The perspective that should be discussed in the assessment of the presented project is, therefore, not only its unit efficiency but, above all, the possibility of including the facility in the designed variant of systems in urban sustainable areas. Analytical studies conducted for many cities show that the introduction of NBS systems to replicate the natural mechanisms of absorption and retention in the urban drainage network system provides multiple benefits, contributes to improvement in urban stormwater management, and has several other societal benefits, such as air quality improvements, reduction of heat island effects, and increasing the aesthetic and recreational values. This gives ample grounds to determine the new guidelines in the design and urban water management for climate change adaptation [
12,
63].
It was also shown that there was an improvement in the land’s retention capacity for rainwater at over 9 % (
Table 8) and a development in the thermal conditions, which implies that the introduction of green infrastructure contributes to a reduction in the MRT index from 1.43 °C to over 9 °C on average (
Table 9). Similar values have been achieved in other analyses of the cooling effect of small green infrastructures, but the final effect strongly depends on the type of greenery and its size, as well as the general meteorological condition. For example, in Thessaloniki, Greece, the cooler effect was characterised by very small differences in air temperature, up to 0.3 °C, but up to 17.5 °C in surface temperatures, and approximately 43 °C in MRT [
64]. In Hong Kong, the researchers proved that pocket parks can reduce the daytime urban heat island effect by 0.5 °C [
65]. An additional 5% of green area covered by shrubs or new trees further reduces the surface temperature by around 0.5 °C [
66,
67].
In light of the list presented above and, taking into account the small range of applied interventions, the proven improvement is not only satisfactory but also validates the choice of these types of solutions in larger-scale situations.

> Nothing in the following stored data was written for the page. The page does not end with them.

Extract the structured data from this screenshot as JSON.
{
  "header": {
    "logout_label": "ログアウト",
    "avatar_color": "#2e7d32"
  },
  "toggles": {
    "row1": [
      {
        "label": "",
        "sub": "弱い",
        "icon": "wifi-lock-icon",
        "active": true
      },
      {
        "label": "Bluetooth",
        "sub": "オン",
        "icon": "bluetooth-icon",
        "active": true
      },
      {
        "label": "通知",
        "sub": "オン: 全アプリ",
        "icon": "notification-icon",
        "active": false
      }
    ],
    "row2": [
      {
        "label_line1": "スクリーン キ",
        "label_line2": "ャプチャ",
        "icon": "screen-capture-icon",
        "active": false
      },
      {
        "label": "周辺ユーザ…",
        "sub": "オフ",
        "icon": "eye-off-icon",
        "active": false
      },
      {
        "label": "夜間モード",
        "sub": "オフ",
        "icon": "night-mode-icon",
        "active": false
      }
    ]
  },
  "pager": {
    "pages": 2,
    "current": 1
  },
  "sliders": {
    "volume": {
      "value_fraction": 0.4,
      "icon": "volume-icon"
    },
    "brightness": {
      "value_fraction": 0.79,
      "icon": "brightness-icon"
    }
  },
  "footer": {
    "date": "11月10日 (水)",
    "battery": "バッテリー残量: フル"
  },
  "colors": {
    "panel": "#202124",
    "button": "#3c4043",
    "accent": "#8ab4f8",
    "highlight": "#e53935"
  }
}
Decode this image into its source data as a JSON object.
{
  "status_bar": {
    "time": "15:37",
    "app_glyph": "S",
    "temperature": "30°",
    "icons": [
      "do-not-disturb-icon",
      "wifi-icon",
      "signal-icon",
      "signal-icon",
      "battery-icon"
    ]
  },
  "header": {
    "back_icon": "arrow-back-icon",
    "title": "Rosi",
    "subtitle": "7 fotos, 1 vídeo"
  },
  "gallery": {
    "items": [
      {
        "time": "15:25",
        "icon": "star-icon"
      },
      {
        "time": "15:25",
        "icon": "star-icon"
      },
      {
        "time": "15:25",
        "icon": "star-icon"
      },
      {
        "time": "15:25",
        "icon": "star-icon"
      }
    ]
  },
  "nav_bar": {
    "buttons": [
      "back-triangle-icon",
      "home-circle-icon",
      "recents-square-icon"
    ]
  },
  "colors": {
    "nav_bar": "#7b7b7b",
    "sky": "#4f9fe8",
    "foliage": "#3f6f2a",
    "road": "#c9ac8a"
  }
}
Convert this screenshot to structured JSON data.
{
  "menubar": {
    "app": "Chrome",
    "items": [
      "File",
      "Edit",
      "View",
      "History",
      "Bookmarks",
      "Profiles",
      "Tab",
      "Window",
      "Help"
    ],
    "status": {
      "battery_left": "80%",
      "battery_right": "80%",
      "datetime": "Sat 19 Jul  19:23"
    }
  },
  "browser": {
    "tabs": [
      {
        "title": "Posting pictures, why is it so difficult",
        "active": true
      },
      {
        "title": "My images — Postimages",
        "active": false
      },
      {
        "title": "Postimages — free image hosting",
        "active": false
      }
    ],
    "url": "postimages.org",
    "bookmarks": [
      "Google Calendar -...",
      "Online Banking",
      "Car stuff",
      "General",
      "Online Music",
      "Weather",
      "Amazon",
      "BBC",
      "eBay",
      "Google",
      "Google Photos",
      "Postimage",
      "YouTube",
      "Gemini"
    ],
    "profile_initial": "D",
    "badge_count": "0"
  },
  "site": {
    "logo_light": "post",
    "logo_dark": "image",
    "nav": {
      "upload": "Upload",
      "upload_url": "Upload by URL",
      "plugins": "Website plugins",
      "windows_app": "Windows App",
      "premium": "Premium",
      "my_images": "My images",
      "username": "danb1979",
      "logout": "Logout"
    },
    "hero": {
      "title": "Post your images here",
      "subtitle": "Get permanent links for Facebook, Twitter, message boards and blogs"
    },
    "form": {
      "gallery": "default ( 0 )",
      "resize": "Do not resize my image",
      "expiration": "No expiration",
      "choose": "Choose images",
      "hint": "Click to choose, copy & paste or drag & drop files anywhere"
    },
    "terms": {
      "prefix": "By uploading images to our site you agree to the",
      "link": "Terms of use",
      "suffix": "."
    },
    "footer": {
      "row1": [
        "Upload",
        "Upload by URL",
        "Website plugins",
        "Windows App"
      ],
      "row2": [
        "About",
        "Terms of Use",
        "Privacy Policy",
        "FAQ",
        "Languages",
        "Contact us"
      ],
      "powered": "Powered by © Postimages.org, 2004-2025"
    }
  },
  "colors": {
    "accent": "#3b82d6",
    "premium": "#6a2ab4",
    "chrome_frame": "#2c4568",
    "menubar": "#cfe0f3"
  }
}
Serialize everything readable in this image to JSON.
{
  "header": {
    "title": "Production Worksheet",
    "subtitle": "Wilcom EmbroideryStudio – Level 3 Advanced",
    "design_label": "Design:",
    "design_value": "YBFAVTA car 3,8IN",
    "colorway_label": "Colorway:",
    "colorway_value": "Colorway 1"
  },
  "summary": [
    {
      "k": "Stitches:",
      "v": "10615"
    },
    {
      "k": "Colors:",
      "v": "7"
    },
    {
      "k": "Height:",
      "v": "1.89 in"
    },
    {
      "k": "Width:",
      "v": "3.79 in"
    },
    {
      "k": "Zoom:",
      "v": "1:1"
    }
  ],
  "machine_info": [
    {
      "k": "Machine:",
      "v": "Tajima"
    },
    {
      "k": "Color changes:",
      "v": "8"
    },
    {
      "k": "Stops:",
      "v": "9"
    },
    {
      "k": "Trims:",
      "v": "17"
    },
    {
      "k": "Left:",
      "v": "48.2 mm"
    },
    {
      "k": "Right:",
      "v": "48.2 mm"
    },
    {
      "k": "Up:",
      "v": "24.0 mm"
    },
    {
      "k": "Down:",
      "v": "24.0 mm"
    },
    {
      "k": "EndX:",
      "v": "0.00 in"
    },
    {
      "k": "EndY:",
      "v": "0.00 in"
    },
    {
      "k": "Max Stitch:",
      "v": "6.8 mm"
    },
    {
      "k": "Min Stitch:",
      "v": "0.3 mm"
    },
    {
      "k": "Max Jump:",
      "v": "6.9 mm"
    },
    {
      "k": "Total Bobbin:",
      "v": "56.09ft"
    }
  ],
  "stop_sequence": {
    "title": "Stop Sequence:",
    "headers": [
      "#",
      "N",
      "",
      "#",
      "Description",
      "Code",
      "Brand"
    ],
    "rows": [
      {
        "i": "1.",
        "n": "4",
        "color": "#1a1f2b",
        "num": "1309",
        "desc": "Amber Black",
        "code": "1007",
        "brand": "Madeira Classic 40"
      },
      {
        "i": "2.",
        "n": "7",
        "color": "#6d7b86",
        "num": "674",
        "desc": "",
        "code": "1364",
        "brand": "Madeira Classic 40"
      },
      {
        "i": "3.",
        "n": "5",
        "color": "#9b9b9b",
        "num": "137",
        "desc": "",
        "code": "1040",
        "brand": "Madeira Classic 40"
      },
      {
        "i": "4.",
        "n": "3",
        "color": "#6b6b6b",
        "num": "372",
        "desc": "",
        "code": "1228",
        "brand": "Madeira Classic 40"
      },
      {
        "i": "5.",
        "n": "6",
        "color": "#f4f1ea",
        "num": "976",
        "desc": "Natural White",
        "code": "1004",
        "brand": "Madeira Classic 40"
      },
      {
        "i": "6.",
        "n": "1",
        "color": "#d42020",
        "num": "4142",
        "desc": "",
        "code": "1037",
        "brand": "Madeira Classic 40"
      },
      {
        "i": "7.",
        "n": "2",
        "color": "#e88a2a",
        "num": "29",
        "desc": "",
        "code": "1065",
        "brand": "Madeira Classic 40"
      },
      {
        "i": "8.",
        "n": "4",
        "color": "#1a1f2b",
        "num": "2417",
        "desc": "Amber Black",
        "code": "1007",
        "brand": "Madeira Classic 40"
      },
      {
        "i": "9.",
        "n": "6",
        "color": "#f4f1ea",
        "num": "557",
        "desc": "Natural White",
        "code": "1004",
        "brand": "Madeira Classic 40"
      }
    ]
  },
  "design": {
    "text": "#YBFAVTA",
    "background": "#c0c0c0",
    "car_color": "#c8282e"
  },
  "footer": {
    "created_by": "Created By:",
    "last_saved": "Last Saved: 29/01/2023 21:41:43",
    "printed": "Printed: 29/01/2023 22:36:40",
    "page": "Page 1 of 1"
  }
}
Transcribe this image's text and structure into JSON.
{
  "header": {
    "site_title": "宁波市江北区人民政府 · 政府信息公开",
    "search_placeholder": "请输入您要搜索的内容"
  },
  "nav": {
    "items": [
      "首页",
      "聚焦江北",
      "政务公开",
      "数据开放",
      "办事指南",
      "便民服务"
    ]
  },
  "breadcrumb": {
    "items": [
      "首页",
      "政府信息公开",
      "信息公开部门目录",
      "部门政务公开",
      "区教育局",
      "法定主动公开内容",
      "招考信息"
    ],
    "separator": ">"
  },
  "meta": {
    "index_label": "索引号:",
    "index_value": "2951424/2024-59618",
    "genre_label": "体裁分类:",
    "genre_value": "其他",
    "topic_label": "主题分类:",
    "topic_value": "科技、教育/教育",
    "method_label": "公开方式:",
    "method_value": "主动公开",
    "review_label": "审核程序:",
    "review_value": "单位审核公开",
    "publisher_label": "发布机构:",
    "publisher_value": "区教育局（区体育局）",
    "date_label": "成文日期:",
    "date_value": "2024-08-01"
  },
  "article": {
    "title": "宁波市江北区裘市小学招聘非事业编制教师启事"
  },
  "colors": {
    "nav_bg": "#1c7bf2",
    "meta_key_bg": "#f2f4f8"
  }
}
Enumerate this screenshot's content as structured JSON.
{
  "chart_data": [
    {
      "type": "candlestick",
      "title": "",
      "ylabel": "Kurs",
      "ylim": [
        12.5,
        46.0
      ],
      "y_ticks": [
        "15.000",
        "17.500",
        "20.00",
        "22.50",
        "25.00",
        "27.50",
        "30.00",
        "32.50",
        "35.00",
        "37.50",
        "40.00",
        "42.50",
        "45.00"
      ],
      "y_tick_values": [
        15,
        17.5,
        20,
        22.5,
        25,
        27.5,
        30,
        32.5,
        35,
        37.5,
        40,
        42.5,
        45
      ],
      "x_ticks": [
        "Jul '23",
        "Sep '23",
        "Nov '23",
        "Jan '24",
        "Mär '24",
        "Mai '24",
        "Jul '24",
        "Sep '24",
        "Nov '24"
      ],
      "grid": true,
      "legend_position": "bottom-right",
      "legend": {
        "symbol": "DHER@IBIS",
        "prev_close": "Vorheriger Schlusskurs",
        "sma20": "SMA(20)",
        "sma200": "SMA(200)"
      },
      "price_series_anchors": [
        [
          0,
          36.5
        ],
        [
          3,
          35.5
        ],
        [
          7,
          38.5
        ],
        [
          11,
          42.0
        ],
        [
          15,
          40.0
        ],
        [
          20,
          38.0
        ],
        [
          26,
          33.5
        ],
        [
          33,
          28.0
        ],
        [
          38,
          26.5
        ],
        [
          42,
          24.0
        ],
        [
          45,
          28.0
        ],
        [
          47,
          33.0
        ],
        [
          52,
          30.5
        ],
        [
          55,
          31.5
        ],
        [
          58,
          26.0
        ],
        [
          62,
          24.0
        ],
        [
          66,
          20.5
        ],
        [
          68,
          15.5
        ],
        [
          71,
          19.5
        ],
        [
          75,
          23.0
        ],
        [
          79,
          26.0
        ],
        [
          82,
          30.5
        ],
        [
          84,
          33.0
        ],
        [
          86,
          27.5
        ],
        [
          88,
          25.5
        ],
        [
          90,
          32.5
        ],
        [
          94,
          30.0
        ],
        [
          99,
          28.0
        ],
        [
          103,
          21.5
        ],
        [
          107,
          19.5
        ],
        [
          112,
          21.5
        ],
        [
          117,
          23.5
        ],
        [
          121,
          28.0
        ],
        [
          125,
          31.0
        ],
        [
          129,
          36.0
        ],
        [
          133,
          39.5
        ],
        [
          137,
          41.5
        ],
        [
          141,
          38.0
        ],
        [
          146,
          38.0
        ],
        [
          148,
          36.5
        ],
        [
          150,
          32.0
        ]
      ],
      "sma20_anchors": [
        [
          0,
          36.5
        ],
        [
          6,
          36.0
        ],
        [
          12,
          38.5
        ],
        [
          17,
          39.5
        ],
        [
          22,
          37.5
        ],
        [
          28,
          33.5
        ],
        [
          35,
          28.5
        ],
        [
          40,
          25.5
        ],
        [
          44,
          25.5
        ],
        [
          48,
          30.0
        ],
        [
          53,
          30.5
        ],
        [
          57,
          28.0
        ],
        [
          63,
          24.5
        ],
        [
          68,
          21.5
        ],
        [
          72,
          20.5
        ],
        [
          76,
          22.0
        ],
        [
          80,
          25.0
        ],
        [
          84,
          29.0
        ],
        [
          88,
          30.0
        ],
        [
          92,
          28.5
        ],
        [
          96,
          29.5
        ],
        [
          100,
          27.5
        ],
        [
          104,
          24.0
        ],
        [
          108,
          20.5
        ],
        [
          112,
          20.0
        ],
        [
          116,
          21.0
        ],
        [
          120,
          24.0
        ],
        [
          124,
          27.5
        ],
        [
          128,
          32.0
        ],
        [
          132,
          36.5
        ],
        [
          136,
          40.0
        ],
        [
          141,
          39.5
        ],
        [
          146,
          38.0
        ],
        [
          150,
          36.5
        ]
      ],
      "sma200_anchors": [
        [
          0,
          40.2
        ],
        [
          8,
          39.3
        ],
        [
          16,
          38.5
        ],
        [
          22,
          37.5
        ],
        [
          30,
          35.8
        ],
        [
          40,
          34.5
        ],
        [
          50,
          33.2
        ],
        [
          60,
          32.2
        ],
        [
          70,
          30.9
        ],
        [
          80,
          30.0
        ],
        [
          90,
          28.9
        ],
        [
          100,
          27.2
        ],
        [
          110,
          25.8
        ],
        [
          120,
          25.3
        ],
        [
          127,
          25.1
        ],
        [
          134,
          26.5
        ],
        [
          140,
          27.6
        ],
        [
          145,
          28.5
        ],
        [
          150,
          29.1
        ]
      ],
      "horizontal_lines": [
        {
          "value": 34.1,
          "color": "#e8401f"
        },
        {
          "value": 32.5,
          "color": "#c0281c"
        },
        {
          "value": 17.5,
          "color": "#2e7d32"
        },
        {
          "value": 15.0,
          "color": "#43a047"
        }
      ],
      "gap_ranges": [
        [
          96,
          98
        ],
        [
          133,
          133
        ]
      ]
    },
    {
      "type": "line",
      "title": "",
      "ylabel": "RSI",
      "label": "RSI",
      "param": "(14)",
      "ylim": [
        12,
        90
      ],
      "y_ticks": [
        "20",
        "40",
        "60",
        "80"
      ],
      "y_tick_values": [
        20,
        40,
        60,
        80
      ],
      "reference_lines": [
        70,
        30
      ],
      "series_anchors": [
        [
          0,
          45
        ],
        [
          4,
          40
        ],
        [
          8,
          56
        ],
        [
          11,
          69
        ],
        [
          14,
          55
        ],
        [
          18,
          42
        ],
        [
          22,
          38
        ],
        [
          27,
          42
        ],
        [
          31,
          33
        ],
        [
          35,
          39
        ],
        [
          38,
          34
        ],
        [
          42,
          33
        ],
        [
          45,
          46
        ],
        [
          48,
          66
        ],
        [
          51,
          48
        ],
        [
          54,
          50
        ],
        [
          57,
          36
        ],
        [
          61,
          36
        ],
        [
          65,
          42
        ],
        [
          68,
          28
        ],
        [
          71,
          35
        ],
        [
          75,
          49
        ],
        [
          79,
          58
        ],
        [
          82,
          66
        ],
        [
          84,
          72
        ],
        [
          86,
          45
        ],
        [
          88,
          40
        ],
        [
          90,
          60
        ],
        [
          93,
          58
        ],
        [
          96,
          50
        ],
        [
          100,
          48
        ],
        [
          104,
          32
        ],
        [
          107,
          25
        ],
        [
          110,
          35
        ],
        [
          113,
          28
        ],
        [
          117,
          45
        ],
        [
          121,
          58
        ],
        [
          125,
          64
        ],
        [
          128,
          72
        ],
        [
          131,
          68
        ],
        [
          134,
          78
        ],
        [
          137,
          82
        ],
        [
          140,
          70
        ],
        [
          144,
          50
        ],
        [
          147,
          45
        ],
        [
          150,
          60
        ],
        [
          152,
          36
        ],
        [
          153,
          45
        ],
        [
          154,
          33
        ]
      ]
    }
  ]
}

In recent decades, the sustainable development trend has noticeably succeeded in terms of quality improvement in Polish cities as well [
68]. The implemented infrastructure modernisation and pro-ecological policy have resulted in pro-ecological solutions being applied in cities, thereby bettering the environmental quality. Based on an analysis of 25 variables, it was determined that, between the years 2004 and 2016, the value of the summative ecologisation index (SEI) of Polish cities increased on average by 6% [
69]. The discussed example is a result of the long-term impact of the adopted aforesaid policy.
Overall, the facility presented is a representation of the best practices in the field of integrated sustainable design. When selecting strategies, indicators, technologies, and tools to assess the ecological aspect of sustainability, there is no explicit instruction to use prediction tools at the design stage. The introduced proposal to the effect that a research aspect should be included in the design process is an attempt to bridge the gap between the advancement in research and its practical application, which is of interest to many researchers [
70]. A multi-criteria evaluation of the effectiveness of NBS solutions, suggested as a mandatory design stage, raises awareness of the interdependence of aspects and decisions. It also constitutes a move towards the development of appropriate design regulations and guidelines that could lead to higher quality built-up areas.